Peg Sokker Kordfløyel

Healthy Eating Health & Nutrition


1 Comply with four meals Why should we eat four times a day? (Breakfast - lunch - snack - dinner and possibly make mid-morning snacks and afternoon). Many people believe that to 'hold the line' or losing weight is best left to eat in some of the times of day or around the dinner or breakfast, the truth is that with skipping some of the meals, it fails expected results. It is very common to skip or avoid any foods to eat over the next, and that surplus and our body stores it as fat is deposited. That is, our body, if every day some time note that a lack of energy, Save, spend less and stores the excess, and these results are seen around the abdomen in abdominal fat. Therefore, when you need to lose weight is much better to decrease the amount of food they eat that skipping a meal. If we distribute the energy throughout the day with four meals your metabolism is stable and will not exist to store excess Kcal.

2 Eat variety of foods. consumption of different foods ensures accurate incorporation of vitamins and minerals. For further reference, see the food pyramid.

3 Try to maintain ideal weight. The person should determine the proportion of fat in your body to find your ideal weight. In the case of athletes is advisable not to exceed 15% of fat weight. Therefore always recommended that you visit your doctor or nutritionist.

4 Avoid excess saturated fat. hypercholesterolemia (high rate of blood cholesterol) is acquired, in most cases at an early age. To avoid it is recommended: - Choose lean meats - Eating fish and birds - Moderate consumption of eggs and organ meats (liver, kidneys, brains, etc..) - Cooking on the grill, grilled, baked or boiled foods instead of frying - It can be consumed vegetable oils (olive, corn, sunflower) - Limit consumption of butter or margarine. - Eat low-fat dairy - Try eating a daily serving of fish, even canned. - Eat as much as possible every day, oat bran ..

5 Eat enough dietary fiber. Choose foods that are sources of fiber-rich vegetables and complex carbohydrates - Bread - Vegetables - Salads - Grains and Legumes - Fruits

6 Avoid excess sugar. Avoid not mean delete, but the main contribution of carbohydrates is recommended is based on: Fruit Grain Rice Bread Crackers Pasta and farinaceous

7 If you have a habit of drinking. Remember that it is wrong to drink daily, more than three drinks of alcohol.

8 Avoid excess salt.
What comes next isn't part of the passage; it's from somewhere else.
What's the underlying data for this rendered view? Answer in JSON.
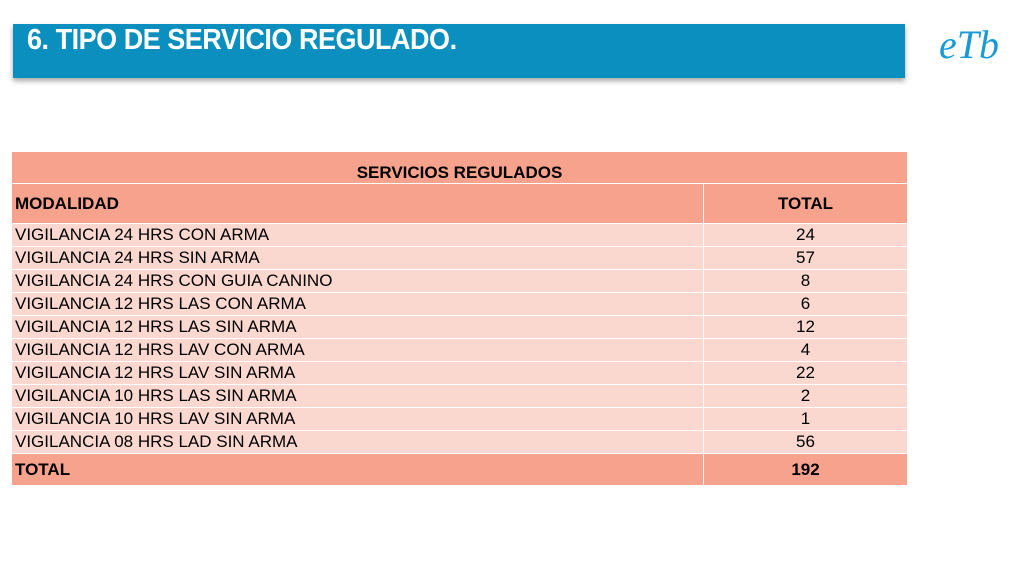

Only after making a physical effort is justified eating salty foods.

9 Do not exceed 20% protein. In relation to total daily calories. In turn, the animal protein should not exceed one third of the total daily protein.

10 Physical activity according to their physical, age and preferences. Depending on your age, tastes, physical condition, his work, availability schedules, search and hold some type of physical activity.

11 Consider the daily requirement of vitamins and minerals. not exceed, or delete categories of food. Respects the requirements of vitamins and minerals your body has.